To find the size of the z-score in a hypothesis test, you would first calculate the standardized test statistic (z-score) using the formula:
z = (x - μ) / (σ / √n)
Where:
- x is the observed value
- μ is the population mean
- σ is the population standard deviation
- n is the sample size
By plugging in the appropriate values into the formula, you can calculate the z-score.
b. Increasing the sample size does not directly influence the size of Cohen's effect size. Cohen's effect size is a measure of the difference between two groups or conditions. It is generally calculated using the difference between the means of the groups divided by the pooled standard deviation.
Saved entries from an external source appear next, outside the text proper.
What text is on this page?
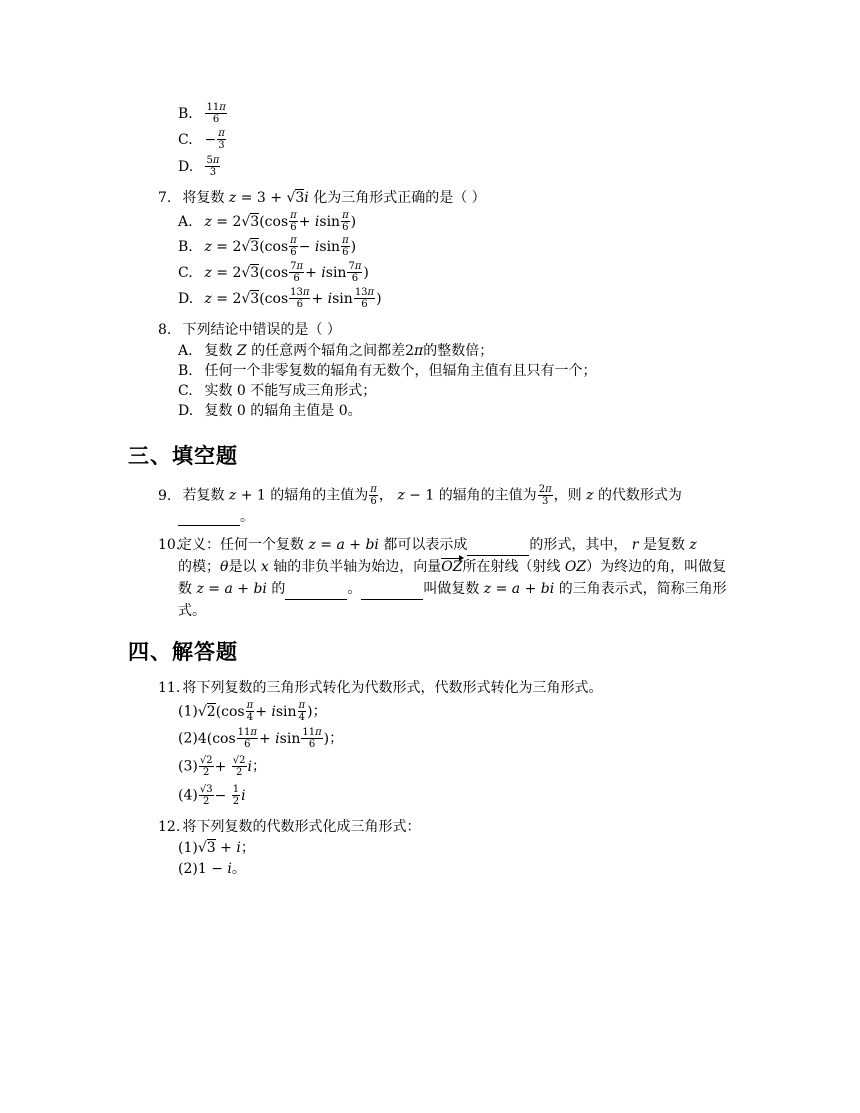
B. $\frac{11\pi}{6}$
C. − $\frac{\pi}{3}$
D. $\frac{5\pi}{3}$
7. 将复数 z = 3 + √3i 化为三角形式正确的是（ ）
A. $z = 2√3(\cos \frac{\pi}{6} + isin \frac{\pi}{6}$ )
B. $z = 2√3(\cos \frac{\pi}{6} - isin \frac{\pi}{6}$ )
C. $z = 2√3(\cos \frac{7\pi}{6} + isin \frac{7\pi}{6}$ )
D. $z = 2√3(\cos \frac{13\pi}{6} + isin \frac{13\pi}{6}$ )
8. 下列结论中错误的是（ ）
A. 复数 Z 的任意两个辐角之间都差2π的整数倍；
B. 任何一个非零复数的辐角有无数个，但辐角主值有且只有一个；
C. 实数 0 不能写成三角形式；
D. 复数 0 的辐角主值是 0。
三、填空题
9. 若复数 z + 1 的辐角的主值为 $\frac{\pi}{6}$ ， z − 1 的辐角的主值为 $\frac{2\pi}{3}$ ，则 z 的代数形式为
。
10.
定义：任何一个复数 z = a + bi 都可以表示成	的形式，其中， r 是复数 z
的模；θ是以 x 轴的非负半轴为始边，向量OZ所在射线（射线 OZ）为终边的角，叫做复数 z = a + bi 的	。	叫做复数 z = a + bi 的三角表示式，简称三角形式。
四、解答题
11. 将下列复数的三角形式转化为代数形式，代数形式转化为三角形式。
$(1)√2(\cos \frac{\pi}{4} + isin \frac{\pi}{4}$ )；
$(2)4(\cos \frac{11\pi}{6} + isin \frac{11\pi}{6}$ )；
$(3) \frac{√2}{2} + \frac{√2}{2}$ i；
$(4) \frac{√3}{2} - \frac{1}{2}$ i
12. 将下列复数的代数形式化成三角形式：
(1)√3 + i；
(2)1 − i。
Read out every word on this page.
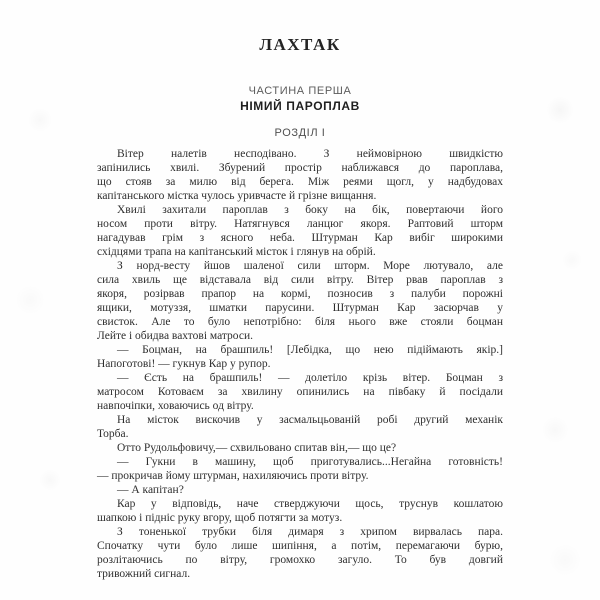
ЛАХТАК
ЧАСТИНА ПЕРША
НІМИЙ ПАРОПЛАВ
РОЗДІЛ І

Вітер налетів несподівано. З неймовірною швидкістю
запінились хвилі. Збурений простір наближався до пароплава,
що стояв за милю від берега. Між реями щогл, у надбудовах
капітанського містка чулось уривчасте й грізне вищання.

Хвилі захитали пароплав з боку на бік, повертаючи його
носом проти вітру. Натягнувся ланцюг якоря. Раптовий шторм
нагадував грім з ясного неба. Штурман Кар вибіг широкими
східцями трапа на капітанський місток і глянув на обрій.

З норд-весту йшов шаленої сили шторм. Море лютувало, але
сила хвиль ще відставала від сили вітру. Вітер рвав пароплав з
якоря, розірвав прапор на кормі, позносив з палуби порожні
ящики, мотуззя, шматки парусини. Штурман Кар засюрчав у
свисток. Але то було непотрібно: біля нього вже стояли боцман
Лейте і обидва вахтові матроси.

— Боцман, на брашпиль! [Лебідка, що нею підіймають якір.]
Напоготові! — гукнув Кар у рупор.

— Єсть на брашпиль! — долетіло крізь вітер. Боцман з
матросом Котоваєм за хвилину опинились на півбаку й посідали
навпочіпки, ховаючись од вітру.

На місток вискочив у засмальцьованій робі другий механік
Торба.

Отто Рудольфовичу,— схвильовано спитав він,— що це?

— Гукни в машину, щоб приготувались...Негайна готовність!
— прокричав йому штурман, нахиляючись проти вітру.

— А капітан?

Кар у відповідь, наче стверджуючи щось, труснув кошлатою
шапкою і підніс руку вгору, щоб потягти за мотуз.

З тоненької трубки біля димаря з хрипом вирвалась пара.
Спочатку чути було лише шипіння, а потім, перемагаючи бурю,
розлітаючись по вітру, громохко загуло. То був довгий
тривожний сигнал.
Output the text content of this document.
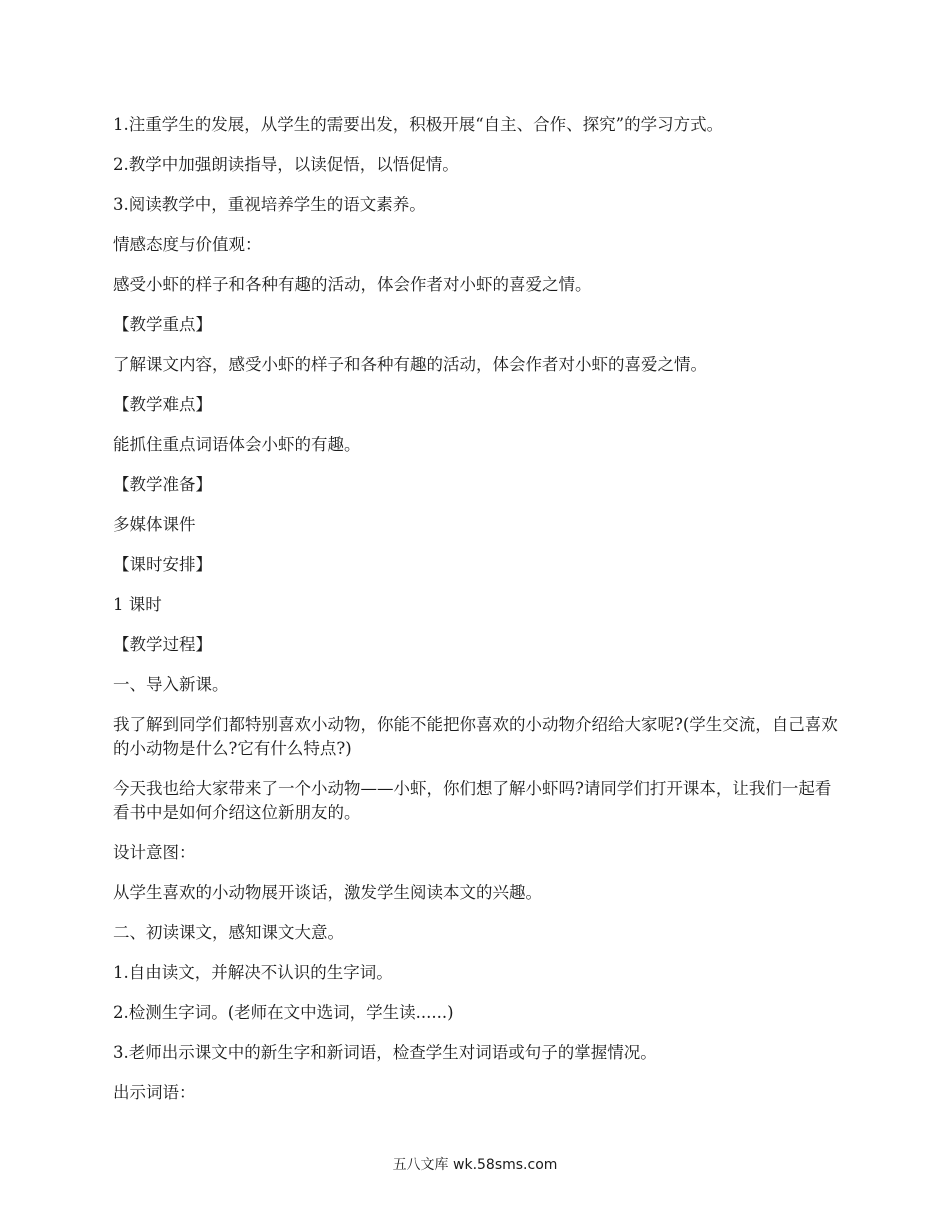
1.注重学生的发展，从学生的需要出发，积极开展“自主、合作、探究”的学习方式。

2.教学中加强朗读指导，以读促悟，以悟促情。

3.阅读教学中，重视培养学生的语文素养。

情感态度与价值观：

感受小虾的样子和各种有趣的活动，体会作者对小虾的喜爱之情。

【教学重点】

了解课文内容，感受小虾的样子和各种有趣的活动，体会作者对小虾的喜爱之情。

【教学难点】

能抓住重点词语体会小虾的有趣。

【教学准备】

多媒体课件

【课时安排】

1 课时

【教学过程】

一、导入新课。

我了解到同学们都特别喜欢小动物，你能不能把你喜欢的小动物介绍给大家呢?(学生交流，自己喜欢的小动物是什么?它有什么特点?)

今天我也给大家带来了一个小动物——小虾，你们想了解小虾吗?请同学们打开课本，让我们一起看看书中是如何介绍这位新朋友的。

设计意图：

从学生喜欢的小动物展开谈话，激发学生阅读本文的兴趣。

二、初读课文，感知课文大意。

1.自由读文，并解决不认识的生字词。

2.检测生字词。(老师在文中选词，学生读......)

3.老师出示课文中的新生字和新词语，检查学生对词语或句子的掌握情况。

出示词语：

五八文库 wk.58sms.com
To calculate Cohen's effect size, you would use the formula:
d = (μ1 - μ2) / σpooled
Where:
- μ1 and μ2 are the means of the two groups or conditions being compared
- σpooled is the pooled standard deviation
The sample size does not appear directly in this formula. However, increasing sample size can indirectly affect Cohen's effect size if it leads to a more precise estimation of the population standard deviation. With a larger sample size, the standard deviation may be estimated more accurately, resulting in a more reliable Cohen's effect size estimate.
To calculate the pooled standard deviation (σpooled), you would use the following formula:
σpooled = √((σ1² + σ2²) / 2)
Where:
- σ1 and σ2 are the standard deviations of the two groups or conditions being compared
By substituting the values into the appropriate formulas, you can calculate Cohen's effect size.